Production and importing of today's main refrigerant for home air conditioners, HCFC-22 (also called R-22), will begin to be phased out in 2010 and will stop entirely by 2020. However, HCFC-22 is expected to be available for many years as it is recovered from old systems that are taken out of service. As these refrigerants are phased out, ozone-safe hydrofluorocarbons (HFCs) are expected to dominate the market, as well as alternative refrigerants such as ammonia.

Maintaining Your Air Conditioner
An air conditioner's filters, coils, and fins require regular maintenance for the unit to function effectively and efficiently throughout its years of service. Neglecting necessary maintenance ensures a steady decline in air conditioning performance while energy use steadily increases.
Air Conditioner Filters
The most important maintenance task that will ensure the efficiency of your air conditioner is to routinely replace or clean its filters. Clogged, dirty filters block normal air flow and reduce a system's efficiency significantly. With normal air flow obstructed, air that bypasses the filter may carry dirt directly into the evaporator coil and impair the coil's heat-absorbing capacity. Keeping the filter clean can lower your air conditioner's energy consumption by 5%–15%.

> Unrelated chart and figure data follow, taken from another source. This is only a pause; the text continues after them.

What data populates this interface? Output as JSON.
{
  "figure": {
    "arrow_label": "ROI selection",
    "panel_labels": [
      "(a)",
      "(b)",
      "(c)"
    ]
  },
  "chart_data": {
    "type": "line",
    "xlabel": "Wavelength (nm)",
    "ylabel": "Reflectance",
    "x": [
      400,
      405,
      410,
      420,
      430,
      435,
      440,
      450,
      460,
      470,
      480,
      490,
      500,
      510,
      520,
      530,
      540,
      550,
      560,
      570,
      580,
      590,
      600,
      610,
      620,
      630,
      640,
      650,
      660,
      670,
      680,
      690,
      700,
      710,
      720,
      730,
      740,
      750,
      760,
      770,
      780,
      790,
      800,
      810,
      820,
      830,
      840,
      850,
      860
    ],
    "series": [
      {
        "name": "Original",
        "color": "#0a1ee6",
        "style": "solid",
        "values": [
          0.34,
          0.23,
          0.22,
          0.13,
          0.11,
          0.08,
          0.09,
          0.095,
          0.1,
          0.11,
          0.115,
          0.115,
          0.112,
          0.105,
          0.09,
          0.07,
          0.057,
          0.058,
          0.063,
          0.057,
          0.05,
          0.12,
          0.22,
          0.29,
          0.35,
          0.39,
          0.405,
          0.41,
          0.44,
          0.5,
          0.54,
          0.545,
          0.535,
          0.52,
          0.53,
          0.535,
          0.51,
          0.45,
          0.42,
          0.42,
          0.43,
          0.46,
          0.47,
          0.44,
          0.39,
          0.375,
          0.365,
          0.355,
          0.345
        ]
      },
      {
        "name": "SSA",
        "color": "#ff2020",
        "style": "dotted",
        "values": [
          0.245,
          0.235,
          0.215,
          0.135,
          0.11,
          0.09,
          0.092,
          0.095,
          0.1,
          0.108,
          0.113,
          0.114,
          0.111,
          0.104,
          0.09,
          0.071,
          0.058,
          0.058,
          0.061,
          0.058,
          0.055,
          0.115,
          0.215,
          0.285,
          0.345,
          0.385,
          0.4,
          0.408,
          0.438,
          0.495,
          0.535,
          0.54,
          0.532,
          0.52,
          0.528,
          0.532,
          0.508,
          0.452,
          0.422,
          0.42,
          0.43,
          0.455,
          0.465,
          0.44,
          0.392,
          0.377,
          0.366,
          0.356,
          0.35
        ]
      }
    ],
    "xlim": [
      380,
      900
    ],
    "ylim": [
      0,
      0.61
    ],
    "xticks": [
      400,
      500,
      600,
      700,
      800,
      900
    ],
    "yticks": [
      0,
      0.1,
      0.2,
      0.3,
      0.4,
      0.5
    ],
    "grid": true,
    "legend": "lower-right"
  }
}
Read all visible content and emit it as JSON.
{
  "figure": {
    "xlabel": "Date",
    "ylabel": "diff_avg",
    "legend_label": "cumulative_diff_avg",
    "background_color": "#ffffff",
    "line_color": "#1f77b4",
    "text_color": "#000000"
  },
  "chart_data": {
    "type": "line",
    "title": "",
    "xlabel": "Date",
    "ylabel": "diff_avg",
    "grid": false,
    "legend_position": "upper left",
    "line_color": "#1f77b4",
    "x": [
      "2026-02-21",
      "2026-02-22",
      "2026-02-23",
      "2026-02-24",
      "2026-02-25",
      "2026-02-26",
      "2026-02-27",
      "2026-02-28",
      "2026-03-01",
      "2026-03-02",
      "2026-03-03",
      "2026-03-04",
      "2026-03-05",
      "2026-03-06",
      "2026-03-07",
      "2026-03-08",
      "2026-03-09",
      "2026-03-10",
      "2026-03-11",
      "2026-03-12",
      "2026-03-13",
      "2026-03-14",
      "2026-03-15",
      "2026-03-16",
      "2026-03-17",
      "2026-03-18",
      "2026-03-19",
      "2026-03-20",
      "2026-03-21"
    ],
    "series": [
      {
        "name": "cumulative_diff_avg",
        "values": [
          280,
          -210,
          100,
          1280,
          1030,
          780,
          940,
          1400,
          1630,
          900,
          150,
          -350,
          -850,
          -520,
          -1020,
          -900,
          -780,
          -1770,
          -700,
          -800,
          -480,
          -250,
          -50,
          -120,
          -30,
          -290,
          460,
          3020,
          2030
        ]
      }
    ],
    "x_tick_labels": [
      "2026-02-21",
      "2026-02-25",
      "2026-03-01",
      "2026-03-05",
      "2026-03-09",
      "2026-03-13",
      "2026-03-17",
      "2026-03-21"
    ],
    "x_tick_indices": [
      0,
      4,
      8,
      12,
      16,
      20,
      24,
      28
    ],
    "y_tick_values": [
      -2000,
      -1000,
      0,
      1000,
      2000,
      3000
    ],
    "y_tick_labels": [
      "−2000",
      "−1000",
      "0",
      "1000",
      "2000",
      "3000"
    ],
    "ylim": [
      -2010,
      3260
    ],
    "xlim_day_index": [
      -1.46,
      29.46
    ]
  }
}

For central air conditioners, filters are generally located somewhere along the return duct's length. Common filter locations are in walls, ceilings, furnaces, or in the air conditioner itself. Room air conditioners have a filter mounted in the grill that faces into the room.
Some types of filters are reusable; others must be replaced. They are available in a variety of types and efficiencies. Clean or replace your air conditioning system's filter or filters every month or two during the cooling season. Filters may need more frequent attention if the air conditioner is in constant use, is subjected to dusty conditions, or you have fur-bearing pets in the house.
Air Conditioner Coils
The air conditioner's evaporator coil and condenser coil collect dirt over their months and years of service. A clean filter prevents the evaporator coil from soiling quickly. In time, however, the evaporator coil will still collect dirt. This dirt reduces air flow and insulates the coil, reducing its ability to absorb heat. To avoid this problem, check your evaporator coil every year and clean it as necessary.
Outdoor condenser coils can also become very dirty if the outdoor environment is dusty or if there is foliage nearby. You can easily see the condenser coil and notice if dirt is collecting on its fins.
You should minimize dirt and debris near the condenser unit. Your dryer vents, falling leaves, and lawn mower are all potential sources of dirt and debris. Cleaning the area around the coil, removing any debris, and trimming foliage back at least 2 feet (0.6 meters) allow for adequate air flow around the condenser.
Coil Fins
The aluminum fins on evaporator and condenser coils are easily bent and can block air flow through the coil. Air conditioning wholesalers sell a tool called a "fin comb" that will comb these fins back into nearly original condition.
Condensate Drains
Occasionally pass a stiff wire through the unit's drain channels. Clogged drain channels prevent a unit from reducing humidity, and the resulting excess moisture may discolor walls or carpet.
Window Seals for Room Air Conditioners
At the start of each cooling season, inspect the seal between the air conditioner and the window frame to ensure it makes contact with the unit's metal case. Moisture can damage this seal, allowing cool air to escape from your house.
Preparing for Winter
In the winter, either cover your room air conditioner or remove and store it. Covering the outdoor unit of a central air conditioner will protect the unit from winter weather and debris.